Life is like a card game. Your whole life is just a bigger game of blackjack on a fancier table. Every single person plays this game and, no matter how well they do or how long the last, the dealer always wins. In life’s case, the devil always has the last laugh.
So what can you do? Live every day as if it’s your last! Well, not really. In every dominant human society work has been the only way to succeed,. Weather you were a Roman legionnaire or an insurance salesman from Dalkey, the society that you were born into is one which requires you to work for the majority of your year. 49 weeks out of 52, with 3 weeks holidays if you’re lucky.
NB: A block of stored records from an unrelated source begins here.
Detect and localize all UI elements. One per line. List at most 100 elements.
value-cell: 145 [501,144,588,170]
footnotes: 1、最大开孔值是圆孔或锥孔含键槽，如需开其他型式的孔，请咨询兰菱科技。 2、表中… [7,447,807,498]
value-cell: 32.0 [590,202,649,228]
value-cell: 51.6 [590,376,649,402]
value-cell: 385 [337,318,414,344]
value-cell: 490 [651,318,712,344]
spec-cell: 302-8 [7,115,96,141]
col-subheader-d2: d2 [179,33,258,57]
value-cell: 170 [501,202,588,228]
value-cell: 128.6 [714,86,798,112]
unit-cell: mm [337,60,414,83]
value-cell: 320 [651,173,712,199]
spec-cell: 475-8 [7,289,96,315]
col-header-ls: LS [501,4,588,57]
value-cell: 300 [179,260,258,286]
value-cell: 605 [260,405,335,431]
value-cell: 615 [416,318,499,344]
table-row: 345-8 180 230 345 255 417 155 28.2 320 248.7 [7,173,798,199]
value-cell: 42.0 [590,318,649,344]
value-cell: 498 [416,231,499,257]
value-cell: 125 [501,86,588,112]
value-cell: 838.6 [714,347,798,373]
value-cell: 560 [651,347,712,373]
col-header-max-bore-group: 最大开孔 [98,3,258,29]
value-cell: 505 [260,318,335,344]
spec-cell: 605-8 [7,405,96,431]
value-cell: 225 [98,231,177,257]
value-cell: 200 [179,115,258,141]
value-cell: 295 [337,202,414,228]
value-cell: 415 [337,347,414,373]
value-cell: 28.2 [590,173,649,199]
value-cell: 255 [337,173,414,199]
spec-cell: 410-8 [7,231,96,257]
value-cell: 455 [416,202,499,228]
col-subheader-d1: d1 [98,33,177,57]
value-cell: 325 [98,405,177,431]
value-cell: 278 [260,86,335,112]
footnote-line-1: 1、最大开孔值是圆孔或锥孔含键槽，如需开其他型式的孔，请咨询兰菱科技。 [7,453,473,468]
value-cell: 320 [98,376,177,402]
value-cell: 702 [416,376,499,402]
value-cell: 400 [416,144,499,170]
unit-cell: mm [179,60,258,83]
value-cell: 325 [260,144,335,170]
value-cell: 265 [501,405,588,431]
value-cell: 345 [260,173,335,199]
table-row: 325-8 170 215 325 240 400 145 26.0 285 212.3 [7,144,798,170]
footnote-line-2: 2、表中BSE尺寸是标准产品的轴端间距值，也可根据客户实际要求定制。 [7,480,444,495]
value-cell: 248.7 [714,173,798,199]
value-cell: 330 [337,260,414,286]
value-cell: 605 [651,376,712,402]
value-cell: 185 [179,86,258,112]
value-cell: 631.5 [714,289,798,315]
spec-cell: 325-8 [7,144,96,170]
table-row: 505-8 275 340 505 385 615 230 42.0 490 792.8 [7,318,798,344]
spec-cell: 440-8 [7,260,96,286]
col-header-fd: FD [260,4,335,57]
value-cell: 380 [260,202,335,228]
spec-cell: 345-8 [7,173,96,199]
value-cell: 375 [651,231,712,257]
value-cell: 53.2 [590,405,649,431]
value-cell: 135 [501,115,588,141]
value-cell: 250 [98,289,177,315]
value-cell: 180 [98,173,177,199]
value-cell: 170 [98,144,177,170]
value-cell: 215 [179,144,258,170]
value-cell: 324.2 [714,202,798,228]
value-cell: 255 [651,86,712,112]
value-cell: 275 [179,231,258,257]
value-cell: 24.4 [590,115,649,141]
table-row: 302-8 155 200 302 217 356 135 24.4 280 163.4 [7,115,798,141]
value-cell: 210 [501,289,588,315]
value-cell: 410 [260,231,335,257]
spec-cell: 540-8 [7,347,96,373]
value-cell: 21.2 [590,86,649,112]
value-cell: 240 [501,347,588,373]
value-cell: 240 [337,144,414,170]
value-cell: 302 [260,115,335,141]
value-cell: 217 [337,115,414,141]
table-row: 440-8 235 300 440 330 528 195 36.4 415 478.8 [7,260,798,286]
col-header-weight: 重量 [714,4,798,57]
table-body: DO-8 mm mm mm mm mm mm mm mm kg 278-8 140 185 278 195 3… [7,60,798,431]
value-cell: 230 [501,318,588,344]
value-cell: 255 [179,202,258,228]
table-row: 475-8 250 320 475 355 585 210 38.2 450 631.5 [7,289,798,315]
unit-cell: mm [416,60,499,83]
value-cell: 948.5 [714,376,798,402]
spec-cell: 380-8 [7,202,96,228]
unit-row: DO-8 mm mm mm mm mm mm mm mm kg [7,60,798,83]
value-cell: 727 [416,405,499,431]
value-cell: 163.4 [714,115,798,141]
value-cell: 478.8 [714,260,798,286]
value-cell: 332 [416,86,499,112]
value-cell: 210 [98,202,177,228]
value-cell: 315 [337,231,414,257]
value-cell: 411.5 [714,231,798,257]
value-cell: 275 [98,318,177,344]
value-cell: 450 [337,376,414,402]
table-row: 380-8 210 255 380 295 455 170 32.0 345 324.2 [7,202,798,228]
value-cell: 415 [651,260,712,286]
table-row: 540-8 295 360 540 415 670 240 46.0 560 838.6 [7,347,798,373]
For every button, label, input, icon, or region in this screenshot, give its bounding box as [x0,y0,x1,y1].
The rewards for this are the obvious monetary benefits, but also the sociological ones, the standing you gain among your peers and superiors for being a 'hard worker.' If you choose not to do this then not only will you not have the means to get by but you will also be seen as a deficient subject, someone who can’t keep up with pace setters in the race (even though no one has ever known who set it so fast in the first place)
Therefore, the key must be to enjoy your work as well as your time off as if they were one, and then you will have found happiness. But the problem with this becomes apparent when you try to do both at once. Stay up all night having fun with your friends or your family like you do on your time off and you pay for it the next day. Call in sick too much to avoid this and you’re lumped in with the people who don’t work in the first place. Work was created as a means to enjoy or time off, so there is an inevitable and unavoidable sense of duty always associated with it. And if every other person feels this way then trying to go against that trend is futile.
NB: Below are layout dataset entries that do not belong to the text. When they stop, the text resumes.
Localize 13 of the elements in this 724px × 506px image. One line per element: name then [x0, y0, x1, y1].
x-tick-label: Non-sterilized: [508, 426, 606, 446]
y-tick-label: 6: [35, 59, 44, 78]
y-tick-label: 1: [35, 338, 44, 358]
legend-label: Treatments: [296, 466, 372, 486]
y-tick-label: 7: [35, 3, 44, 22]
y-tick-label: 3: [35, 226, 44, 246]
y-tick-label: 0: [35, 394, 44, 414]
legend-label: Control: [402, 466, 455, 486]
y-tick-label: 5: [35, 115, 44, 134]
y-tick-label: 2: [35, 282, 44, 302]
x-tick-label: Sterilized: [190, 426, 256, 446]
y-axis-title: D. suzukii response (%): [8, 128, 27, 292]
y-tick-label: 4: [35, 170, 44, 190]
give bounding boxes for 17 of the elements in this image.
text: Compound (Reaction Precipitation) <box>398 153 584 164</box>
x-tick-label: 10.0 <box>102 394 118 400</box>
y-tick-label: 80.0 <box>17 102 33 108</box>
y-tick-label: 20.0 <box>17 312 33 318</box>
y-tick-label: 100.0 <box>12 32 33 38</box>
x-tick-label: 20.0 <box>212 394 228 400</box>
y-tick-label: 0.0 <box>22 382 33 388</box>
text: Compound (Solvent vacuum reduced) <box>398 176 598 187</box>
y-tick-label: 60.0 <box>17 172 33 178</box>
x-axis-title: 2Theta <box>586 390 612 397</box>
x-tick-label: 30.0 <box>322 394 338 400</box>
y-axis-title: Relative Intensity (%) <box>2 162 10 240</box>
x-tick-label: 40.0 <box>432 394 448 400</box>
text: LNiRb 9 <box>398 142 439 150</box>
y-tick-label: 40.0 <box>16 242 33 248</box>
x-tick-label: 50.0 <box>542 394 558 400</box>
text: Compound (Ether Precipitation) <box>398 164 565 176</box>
But this system is flawed. This overabundance of work means that we become conditioned only for that function. When this happens, even on our time off we can’t enjoy ourselves and may even feel guilty that we are not labouring. In the game of blackjack, we are sticking on cards that have no chance of winning; the devil is sitting their laughing at us. Surely we shouldn’t afford him all this. Surely there is something we can do to give him a bit more of a game.
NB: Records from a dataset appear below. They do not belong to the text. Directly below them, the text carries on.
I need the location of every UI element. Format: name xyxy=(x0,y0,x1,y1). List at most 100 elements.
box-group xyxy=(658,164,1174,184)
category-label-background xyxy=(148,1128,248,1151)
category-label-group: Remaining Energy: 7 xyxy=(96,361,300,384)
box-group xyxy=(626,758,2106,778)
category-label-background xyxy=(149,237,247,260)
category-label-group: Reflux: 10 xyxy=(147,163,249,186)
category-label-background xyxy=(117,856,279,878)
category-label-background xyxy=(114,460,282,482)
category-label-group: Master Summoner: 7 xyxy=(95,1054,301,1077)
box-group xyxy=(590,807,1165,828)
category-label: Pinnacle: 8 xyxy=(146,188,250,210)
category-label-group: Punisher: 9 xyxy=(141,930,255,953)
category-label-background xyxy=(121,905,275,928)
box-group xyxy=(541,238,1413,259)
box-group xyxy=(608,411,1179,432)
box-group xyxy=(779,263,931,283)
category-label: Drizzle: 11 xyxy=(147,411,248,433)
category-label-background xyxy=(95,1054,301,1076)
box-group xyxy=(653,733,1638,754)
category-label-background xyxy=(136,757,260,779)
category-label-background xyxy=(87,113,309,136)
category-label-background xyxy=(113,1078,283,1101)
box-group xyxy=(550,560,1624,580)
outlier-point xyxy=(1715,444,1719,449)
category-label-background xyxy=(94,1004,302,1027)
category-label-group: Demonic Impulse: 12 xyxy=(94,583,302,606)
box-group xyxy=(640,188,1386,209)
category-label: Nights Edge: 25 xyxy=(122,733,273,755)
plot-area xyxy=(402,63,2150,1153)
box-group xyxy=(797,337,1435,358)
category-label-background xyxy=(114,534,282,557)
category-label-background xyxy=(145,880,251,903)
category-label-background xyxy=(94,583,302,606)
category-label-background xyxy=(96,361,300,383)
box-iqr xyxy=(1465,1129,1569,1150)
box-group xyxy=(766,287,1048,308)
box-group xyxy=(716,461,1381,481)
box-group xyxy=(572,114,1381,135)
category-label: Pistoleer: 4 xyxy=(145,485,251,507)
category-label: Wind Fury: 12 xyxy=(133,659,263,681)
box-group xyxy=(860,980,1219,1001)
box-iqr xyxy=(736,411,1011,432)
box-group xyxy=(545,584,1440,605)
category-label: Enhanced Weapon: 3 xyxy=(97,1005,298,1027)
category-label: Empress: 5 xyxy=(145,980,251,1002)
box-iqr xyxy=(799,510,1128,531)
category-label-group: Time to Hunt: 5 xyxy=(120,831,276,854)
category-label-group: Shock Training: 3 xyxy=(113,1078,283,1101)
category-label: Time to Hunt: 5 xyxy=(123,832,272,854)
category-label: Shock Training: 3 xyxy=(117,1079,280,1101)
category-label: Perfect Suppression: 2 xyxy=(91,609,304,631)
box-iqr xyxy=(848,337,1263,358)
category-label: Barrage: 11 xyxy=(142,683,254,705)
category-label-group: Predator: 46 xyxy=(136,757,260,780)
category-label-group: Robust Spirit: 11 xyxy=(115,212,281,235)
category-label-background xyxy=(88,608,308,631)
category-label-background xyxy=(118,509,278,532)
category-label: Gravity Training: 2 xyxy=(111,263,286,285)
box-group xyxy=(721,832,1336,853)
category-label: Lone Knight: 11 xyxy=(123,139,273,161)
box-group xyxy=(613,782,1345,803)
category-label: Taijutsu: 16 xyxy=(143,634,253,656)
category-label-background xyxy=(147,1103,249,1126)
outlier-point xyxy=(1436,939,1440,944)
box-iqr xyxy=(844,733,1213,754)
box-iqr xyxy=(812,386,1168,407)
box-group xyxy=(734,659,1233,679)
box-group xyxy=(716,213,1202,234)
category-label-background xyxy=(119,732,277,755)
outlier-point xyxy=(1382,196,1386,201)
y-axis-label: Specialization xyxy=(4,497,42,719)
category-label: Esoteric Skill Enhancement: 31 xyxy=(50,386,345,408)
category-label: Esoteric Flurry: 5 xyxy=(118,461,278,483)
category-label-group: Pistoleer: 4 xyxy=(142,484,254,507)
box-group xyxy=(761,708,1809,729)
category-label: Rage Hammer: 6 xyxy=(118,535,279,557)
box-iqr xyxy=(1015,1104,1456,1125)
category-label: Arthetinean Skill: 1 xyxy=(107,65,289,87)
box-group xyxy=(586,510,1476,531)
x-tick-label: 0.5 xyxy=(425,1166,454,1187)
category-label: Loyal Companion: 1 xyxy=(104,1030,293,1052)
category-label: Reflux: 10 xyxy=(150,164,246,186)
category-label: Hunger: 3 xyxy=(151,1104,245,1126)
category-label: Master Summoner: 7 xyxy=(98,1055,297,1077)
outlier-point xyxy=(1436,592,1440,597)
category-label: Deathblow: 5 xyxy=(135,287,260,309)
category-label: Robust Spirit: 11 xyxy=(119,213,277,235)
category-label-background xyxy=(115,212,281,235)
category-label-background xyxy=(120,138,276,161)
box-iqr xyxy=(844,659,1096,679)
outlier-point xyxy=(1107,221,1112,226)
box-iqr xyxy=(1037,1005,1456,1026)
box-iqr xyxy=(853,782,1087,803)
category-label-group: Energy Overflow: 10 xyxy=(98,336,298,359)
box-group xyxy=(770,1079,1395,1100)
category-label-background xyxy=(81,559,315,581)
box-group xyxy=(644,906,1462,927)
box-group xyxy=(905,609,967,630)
Probably, but this is something so engrained into our society that any attempt to remove it would be met with fierce resistance. Even if you committed your whole life to changing this broken system and overcame all the adversity that was thrown against you, at the end of the day you still have to deal with the dealer devil. And he will have the last laugh, just like he has with every person who's walked this planet in the past and everyone who ever will.
Now that I'm finished this I only realise the irony of writing about blackjack on the day I turned 21!
Now that I'm finished this I only realise the irony of writing about blackjack on the day I turned 21!